Opera - La Vie Boheme

Atlanta Opera stages Puccini classic

So there's this guy I sometimes bump into at Atlanta Opera events. If it's a performance, he's in a tux, opening night or no. He's an American, but he spent many years working in Europe where men wore tails and women fancy gowns when attending the opera. Invariably, he complains to me that people no longer dress up for the opera. He tells me this even when I'm tieless and the top few buttons of my shirt are undone.

I'm tempted to go to the Atlanta Opera's production of La Boheme in torn pants and flip-flops ... maybe a spattered painter's smock. I'll raise my peacock quill and shout out from the cheap seats, "Long live the Bohemians!" Then I'll come up with something Dadaesque to do, like march along the balcony with a baguette doubling as a drum major's baton.

I say this assuming there are still Bohemians among us to whom I can wish a long life, a premise that maybe needs examining. (I say it also as someone who hasn't had to sit in the cheap seats for quite some time.)

Do we even have a true Bohemian culture in the world today? "No," says director Bliss Hebert, who says what passes for Bohemian today is just drug culture. True Bohemians, he says, are "people who are really trying to find their lives, not escape their lives."

Hebert and conductor Ward Holmquist have put together a straightforward production of Puccini's masterfully crafted story of poorly dressed, impoverished Parisian artists painting, falling in love, writing, falling out of love, playing music, falling back in love and then dying. (Hey, it's opera.
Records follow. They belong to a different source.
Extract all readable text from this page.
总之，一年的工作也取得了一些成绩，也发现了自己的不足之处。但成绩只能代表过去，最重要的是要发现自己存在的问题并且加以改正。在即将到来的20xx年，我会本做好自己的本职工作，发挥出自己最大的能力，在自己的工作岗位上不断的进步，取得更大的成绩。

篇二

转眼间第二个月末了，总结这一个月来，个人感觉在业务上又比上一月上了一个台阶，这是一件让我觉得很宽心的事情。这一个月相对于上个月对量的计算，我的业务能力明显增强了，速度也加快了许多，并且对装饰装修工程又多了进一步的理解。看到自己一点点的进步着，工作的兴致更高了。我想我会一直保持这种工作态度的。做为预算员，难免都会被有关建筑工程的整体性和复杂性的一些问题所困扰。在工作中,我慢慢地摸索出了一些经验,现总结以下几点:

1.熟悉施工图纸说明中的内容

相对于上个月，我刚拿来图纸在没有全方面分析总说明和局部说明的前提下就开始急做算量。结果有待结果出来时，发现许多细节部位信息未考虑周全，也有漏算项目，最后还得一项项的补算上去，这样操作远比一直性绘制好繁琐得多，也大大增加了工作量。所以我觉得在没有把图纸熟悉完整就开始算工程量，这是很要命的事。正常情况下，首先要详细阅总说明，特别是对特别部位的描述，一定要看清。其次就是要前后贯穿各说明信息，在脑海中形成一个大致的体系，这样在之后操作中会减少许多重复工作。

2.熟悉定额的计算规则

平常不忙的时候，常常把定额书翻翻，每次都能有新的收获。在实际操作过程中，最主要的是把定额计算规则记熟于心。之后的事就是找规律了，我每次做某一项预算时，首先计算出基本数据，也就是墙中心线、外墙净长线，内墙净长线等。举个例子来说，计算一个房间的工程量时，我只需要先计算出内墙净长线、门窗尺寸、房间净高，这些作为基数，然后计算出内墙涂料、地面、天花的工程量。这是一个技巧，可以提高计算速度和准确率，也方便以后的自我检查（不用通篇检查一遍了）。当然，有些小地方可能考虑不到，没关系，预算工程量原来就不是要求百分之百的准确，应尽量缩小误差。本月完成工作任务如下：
Stick with musicals if you want a happy ending.) No post-modern reconstructions, no Boheme:1990 (Rent having already taken care of that).
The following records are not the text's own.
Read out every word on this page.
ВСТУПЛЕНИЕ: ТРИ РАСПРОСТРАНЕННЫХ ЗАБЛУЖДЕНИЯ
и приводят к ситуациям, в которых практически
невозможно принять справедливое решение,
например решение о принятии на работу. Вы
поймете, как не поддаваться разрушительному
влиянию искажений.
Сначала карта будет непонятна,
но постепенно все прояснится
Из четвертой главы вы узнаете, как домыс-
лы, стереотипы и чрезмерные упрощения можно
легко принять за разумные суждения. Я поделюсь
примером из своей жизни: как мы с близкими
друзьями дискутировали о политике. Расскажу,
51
The story that made Cher cry in Moonstruck centers on the love between Rodolfo, a writer, and Mimi, who embroiders artificial flowers and is slowly dying of consumption, that most romantic of terminal diseases. The two meet on Christmas Eve in the room Rodolfo shares with Marcello, a painter; Colline, a philosopher; and Schaunard, a musician.

Materially poor, these Bohemians lead rich, exuberant, playful lives, caring more for their friends and their chosen arts than for fancy clothes and respectable positions. Liberated from the restraints of polite society, they mock Musetta - Marcello's on-again, off-again lover - when she takes up with Alcindoro, an old wealthy man, and starts wearing fancy dresses. And Musetta herself has no patience for Alcindoro's obsession with decorum and appearances.

"I live in my happy poverty," sings Rodolfo. "I squander like a prince my poems and songs of love ... I'm a millionaire in spirit." Happy poverty: That's pretty much the Bohemian manifesto, don't you think? Joy through passionate creative pursuits instead of material gain and hording. Oh, there are hints that these artists come from places of means. Rodolfo speaks of a rich uncle, and all the men have somehow managed to get an education. There's perhaps an element of choice to their poverty that of course makes all the difference.

But still, they write, paint, dance, clown around, sing quadrilles of nonsense syllables for the love of the art itself, not with dreams of fame and riches. They do it all in worn overcoats, hungry and shivering (hence the dying part) because they can't afford wood for the fireplace. When Mimi nears death, the others sell their meager possessions to buy her medicine and a muff to warm her hands.

So here's what maybe we should do: Let's all show up in threadbare clothes - the real stuff, not some "distressed" fake vintage outfit you paid a bundle for at Urban Outfitters. In Act III, someone will conduct a sing-along. Then afterward, no fancy cocktails. We'll just grab a few boxes of wine from Publix and drink it from plastic glasses at whoever's apartment is closest. And anyone who shows up in a tux gets stuck with the bill.